# Black Skirt Tetras Fin Nipping



## lookralphsbak (Jun 16, 2009)

I never really had a problem with fin nipping with my black skirt tetras. I had 5 until one of them died. They chased each other around and nipped at each other but nothing excessive like it is now. I got 2 new black skirts (one big and 1 small), bringing the total to 6, because I wanted to see if I could get them to school. All of them stay in their own territories and when another fish comes into it they chase them out. I started noticing the day after I put the new fish in the tank that the fins on the bigger one had been nipped as well as on the other big one I had already and 1 other small one. I think it might be the small one I got recently that is harassing my other black skirts and I don't know if I should add more tetras or let them be.

If adding more would solve the problem I would want to get a different fish that would do well with black skirts, perhaps even school with them if they ever get scared.

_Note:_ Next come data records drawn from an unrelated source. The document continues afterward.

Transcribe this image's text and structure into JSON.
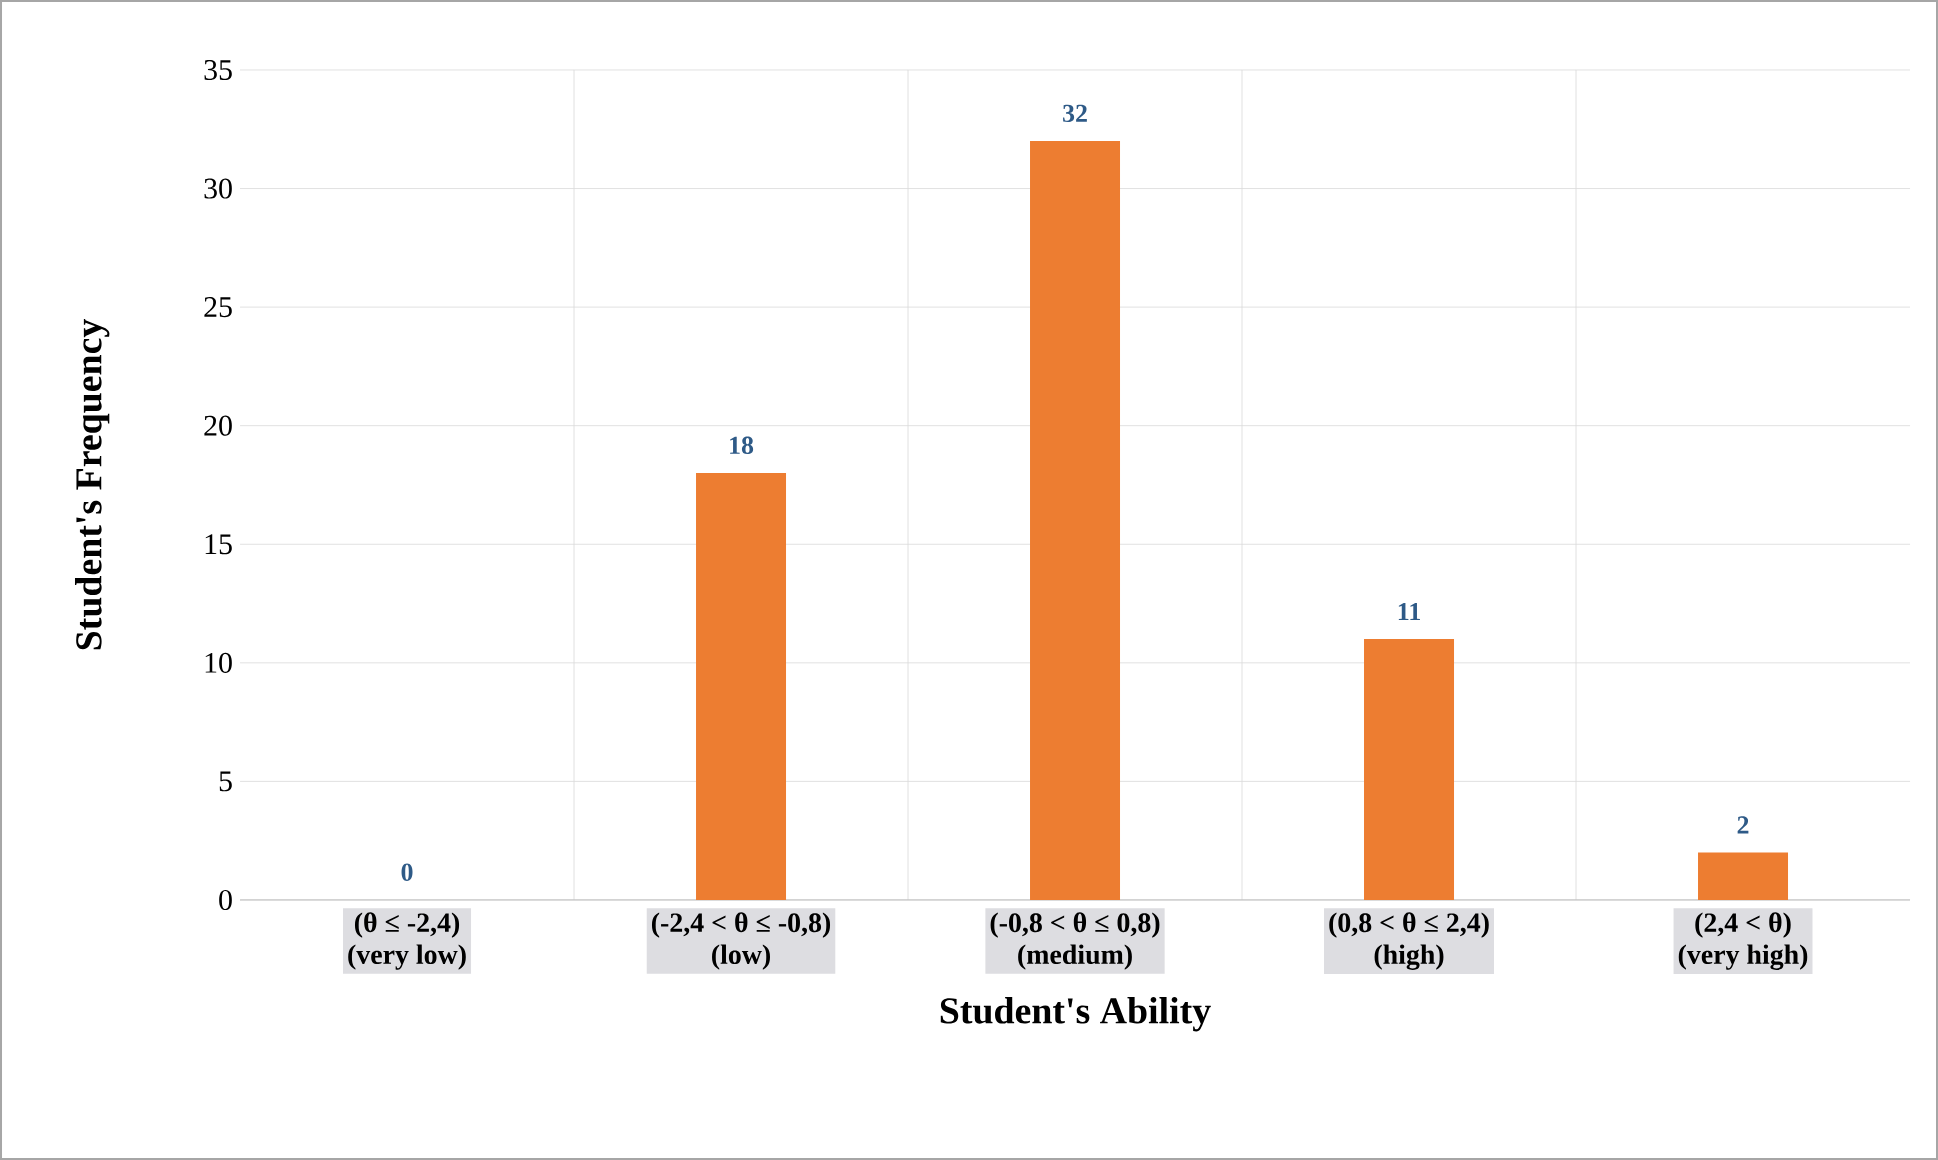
{
  "chart_data": {
    "type": "bar",
    "xlabel": "Student's Ability",
    "ylabel": "Student's Frequency",
    "categories": [
      "(θ ≤ -2,4)\n(very low)",
      "(-2,4 < θ ≤ -0,8)\n(low)",
      "(-0,8 < θ ≤ 0,8)\n(medium)",
      "(0,8 < θ ≤ 2,4)\n(high)",
      "(2,4 < θ)\n(very high)"
    ],
    "values": [
      0,
      18,
      32,
      11,
      2
    ],
    "color": "#ed7d31",
    "ylim": [
      0,
      35
    ],
    "yticks": [
      0,
      5,
      10,
      15,
      20,
      25,
      30,
      35
    ],
    "grid": true,
    "data_labels": true
  }
}
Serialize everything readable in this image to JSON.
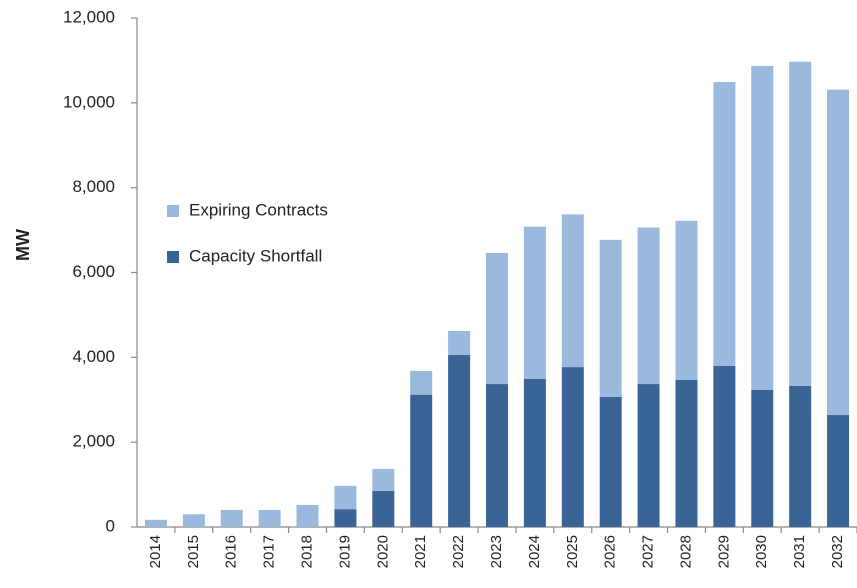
{
  "chart_data": {
    "type": "stacked_bar",
    "ylabel": "MW",
    "categories": [
      "2014",
      "2015",
      "2016",
      "2017",
      "2018",
      "2019",
      "2020",
      "2021",
      "2022",
      "2023",
      "2024",
      "2025",
      "2026",
      "2027",
      "2028",
      "2029",
      "2030",
      "2031",
      "2032"
    ],
    "series": [
      {
        "name": "Capacity Shortfall",
        "color": "#3a6496",
        "values": [
          0,
          0,
          0,
          0,
          0,
          420,
          850,
          3120,
          4060,
          3370,
          3490,
          3770,
          3070,
          3370,
          3470,
          3800,
          3230,
          3330,
          2640
        ]
      },
      {
        "name": "Expiring Contracts",
        "color": "#9ab9dd",
        "values": [
          170,
          300,
          400,
          400,
          520,
          550,
          520,
          560,
          560,
          3090,
          3590,
          3600,
          3700,
          3690,
          3750,
          6690,
          7640,
          7640,
          7670
        ]
      }
    ],
    "ylim": [
      0,
      12000
    ],
    "yticks": [
      0,
      {
        "value": 2000,
        "label": "2,000"
      },
      {
        "value": 4000,
        "label": "4,000"
      },
      {
        "value": 6000,
        "label": "6,000"
      },
      {
        "value": 8000,
        "label": "8,000"
      },
      {
        "value": 10000,
        "label": "10,000"
      },
      {
        "value": 12000,
        "label": "12,000"
      }
    ],
    "grid": false,
    "legend": "left"
  }
}
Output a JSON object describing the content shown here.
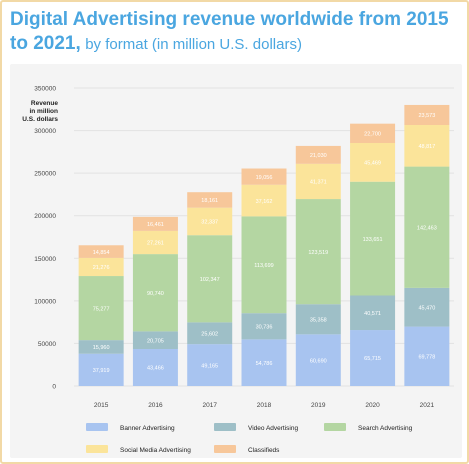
{
  "chart_data": {
    "type": "bar",
    "stacked": true,
    "title": "Digital Advertising revenue worldwide from 2015 to 2021,",
    "subtitle": "by format (in million U.S. dollars)",
    "ylabel": "Revenue in million U.S. dollars",
    "ylabel_lines": [
      "Revenue",
      "in million",
      "U.S. dollars"
    ],
    "xlabel": "",
    "ylim": [
      0,
      350000
    ],
    "yticks": [
      0,
      50000,
      100000,
      150000,
      200000,
      250000,
      300000,
      350000
    ],
    "categories": [
      "2015",
      "2016",
      "2017",
      "2018",
      "2019",
      "2020",
      "2021"
    ],
    "series": [
      {
        "name": "Banner Advertising",
        "color": "#a8c4f0",
        "values": [
          37919,
          43466,
          49165,
          54786,
          60690,
          65715,
          69778
        ],
        "labels": [
          "37,919",
          "43,466",
          "49,165",
          "54,786",
          "60,690",
          "65,715",
          "69,778"
        ]
      },
      {
        "name": "Video Advertising",
        "color": "#9ebfc7",
        "values": [
          15960,
          20705,
          25602,
          30736,
          35358,
          40571,
          45470
        ],
        "labels": [
          "15,960",
          "20,705",
          "25,602",
          "30,736",
          "35,358",
          "40,571",
          "45,470"
        ]
      },
      {
        "name": "Search Advertising",
        "color": "#b4d6a2",
        "values": [
          75277,
          90740,
          102347,
          113699,
          123519,
          133651,
          142463
        ],
        "labels": [
          "75,277",
          "90,740",
          "102,347",
          "113,699",
          "123,519",
          "133,651",
          "142,463"
        ]
      },
      {
        "name": "Social Media Advertising",
        "color": "#fbe49a",
        "values": [
          21276,
          27261,
          32337,
          37162,
          41371,
          45469,
          48817
        ],
        "labels": [
          "21,276",
          "27,261",
          "32,337",
          "37,162",
          "41,371",
          "45,469",
          "48,817"
        ]
      },
      {
        "name": "Classifieds",
        "color": "#f7c79a",
        "values": [
          14854,
          16461,
          18161,
          19056,
          21030,
          22700,
          23573
        ],
        "labels": [
          "14,854",
          "16,461",
          "18,161",
          "19,056",
          "21,030",
          "22,700",
          "23,573"
        ]
      }
    ],
    "grid": true,
    "legend": "bottom"
  }
}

I also have a Chinese algae eater. I know everyone says these fish are the worst to have but I've never had any problems with this fish. I've always had CAE since I can remember and at one point I think I had 2 or 3 at once living in the same tank. I have 1 in my set up and it still eats algae and when it's not eating algae it's hiding in it's cave or chilling on the gravel under a plant. I assumed it may have been the CAE but came to the conclusion it wasn't after I saw my black skirts were being so aggressive toward each other.


----------



## Peeps (May 24, 2010)

Black skirts are aggressive and nippy. You may have to take that one back. If you had peace before the one may have just pushed it to being aggressive. I have CAE's in with my cons and they get along great.


----------